Hardy, of course, knew what she was speaking about when it came to dealing with English musicians. After she became one of the most talked-about artists in France, she decamped to Pye Records’ studios in London and worked with many of Britain’s best session musicians in order to record such English-language singles as 1965’s ‘All Over The World’, which made the top 20 and climbed no further. Although Hardy was too uncompromisingly French a talent to be a major success in her own right in England, she nevertheless took the English-speaking world by storm.

None other than Mick Jagger called her his ‘ideal woman’, and Bob Dylan wrote a mournful poem for her, which he featured on the sleeve of his fourth album, 1964’s Another Side of Bob Dylan. It began ‘for francoise hardy/at the seine’s edge/a giant shadow/of notre dame/seeks t’ grab my foot’ and then continued in similar vein. (When she finally met Dylan, she was unimpressed, saying he was ‘so thin, so pale, so strange.

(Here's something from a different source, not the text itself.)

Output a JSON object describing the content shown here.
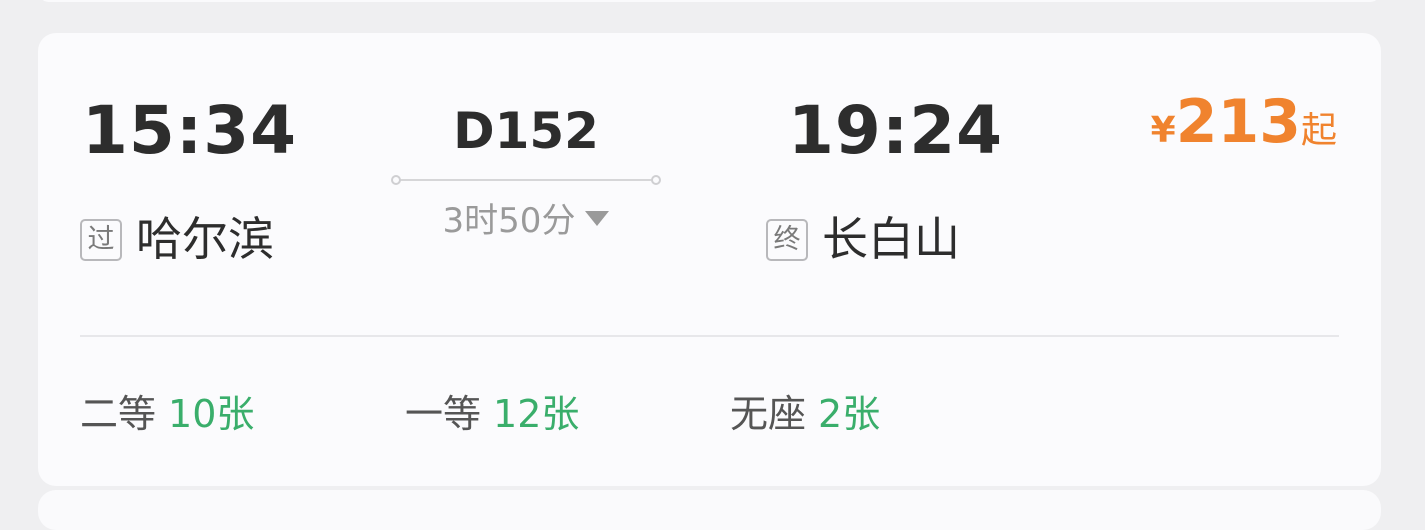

I honestly thought he did not have long to live’.) As so often, David Bowie put it best when he said of her that ‘I was passionately in love with her, [and] every male in the world, and a number of females, also were.’ She later repaid the compliment by recording the song ‘Tant de belles choses’ in 2004, which features a clear musical debt to ‘Space Oddity’.

Bowie and the other desperate would-be swains were ignored or gently let down by this latter-day Zuleika Dobson, who returned to France at the beginning of the 1970s to pursue a dual career as musician and astrologer: a subject that she was something of an expert on. There was a period in the 1960s when she could have had virtually anything that she wanted, including film stardom. She appeared opposite James Garner and Yves Montand in the 1966 racing drama Grand Prix, but found it a dissatisfying experience, returning to music save for fleeting appearances in French-language projects.

Françoise Hardy seldom performed live, suffering from insecurity and stage fright, and her considerable reputation rests not just on the music that she recorded, but the air of sophistication that she so effortlessly embodied in both her art and life. She said in a later interview: ‘Luckily for me, the most beautiful songs are not happy songs. The songs we remember are the sad, romantic songs.’ Those songs, so beautifully recorded by her, will live on as long as music exists.